For the umpteenth time, I click my cursor through the terse, to-the-point emailed responses to my latest barrage of agent queries. Thanks, but no thanks; Unfortunately, your work is not a good fit for our agency; and finally, the dreaded: This is in no way meant to reflect on the quality of your writing, keep it up.
“I’m seventy years old; the clock’s ticking,” my internal doomsday prophet intones. How many increments of a typical six-month waiting period do I have left? I don’t even buy green bananas.
Driven by the desire to hit that sweet spot required to find an agent willing to take a chance on my writing, I ask, “What does a good fit look like?”

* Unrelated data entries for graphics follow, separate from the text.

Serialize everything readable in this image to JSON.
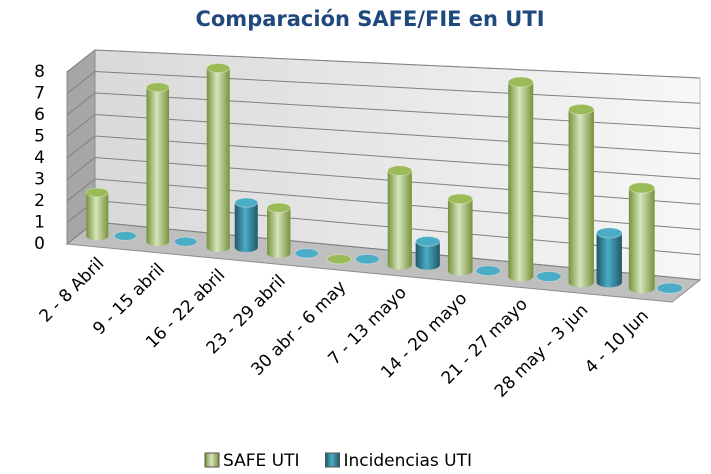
{
  "chart_data": {
    "type": "bar",
    "title": "Comparación SAFE/FIE en UTI",
    "categories": [
      "2 - 8 Abril",
      "9 - 15 abril",
      "16 - 22 abril",
      "23 - 29 abril",
      "30 abr - 6 may",
      "7 - 13 mayo",
      "14 - 20 mayo",
      "21 - 27 mayo",
      "28 may - 3 jun",
      "4 - 10 Jun"
    ],
    "series": [
      {
        "name": "SAFE UTI",
        "color": "#9bbb59",
        "values": [
          2,
          7,
          8,
          2,
          0,
          4,
          3,
          8,
          7,
          4
        ]
      },
      {
        "name": "Incidencias UTI",
        "color": "#4bacc6",
        "values": [
          0,
          0,
          2,
          0,
          0,
          1,
          0,
          0,
          2,
          0
        ]
      }
    ],
    "ylim": [
      0,
      8
    ],
    "yticks": [
      0,
      1,
      2,
      3,
      4,
      5,
      6,
      7,
      8
    ],
    "grid": true,
    "legend": "bottom"
  }
}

Apparently, as the old saying goes, it’s different strokes for different folks. One agent’s pot-o-gold is another’s anathema. The bottom line is, how tough would an agent find it to sell my story? The shifts in the industry over the past decade alone have made it harder than ever to sell anything even remotely considered cliché, passé, overdone, or not edgy enough. To quote an agent who spoke at a writer’s convention I attended, “Please, don’t send me another story about vampires or kid wizards.” It’s a market-driven business; fads quickly come and go – emphasis on GO. To be marketable, a novel must not only be well-written, it must sizzle and pop with unique plot, peopled with and acted out by unique characters.
The latest series of rejections catapulting me to action, I spend the day researching books on Amazon, paying careful attention to the back covers and blurbs to get a feel for what’s selling. Then I read my manuscript out loud, in hopes that including the sense of hearing may help me spot gaps in the plot or highlight weak verbs and wonky sentences. Regardless of how many times I’ve edited, I edit again, searching for typos, misspellings, and over-use of be, am, is, are, was, were, been, or has been and have been.
If I’m still happy with my plot and character arcs, I seek and destroy anything written in passive voice – the use of which will doom even a great story.
I then move on to the Query letter. Does it sing? Does the Hook really hook? I re-read Query by C.J. Redwine and invest a day re-working my Query letter. I search the pages of the latest Guide to Literary Agents, highlighting the agencies I’ve not yet queried.
After doing everything I know to do, and as the melody of Cast Your Fate to the Wind – a golden oldie from the seventies – floats across my memory, I send out another barrage of Queries. Then I square my shoulders, open the Outline Template on my desktop, type in a working title, and begin another story.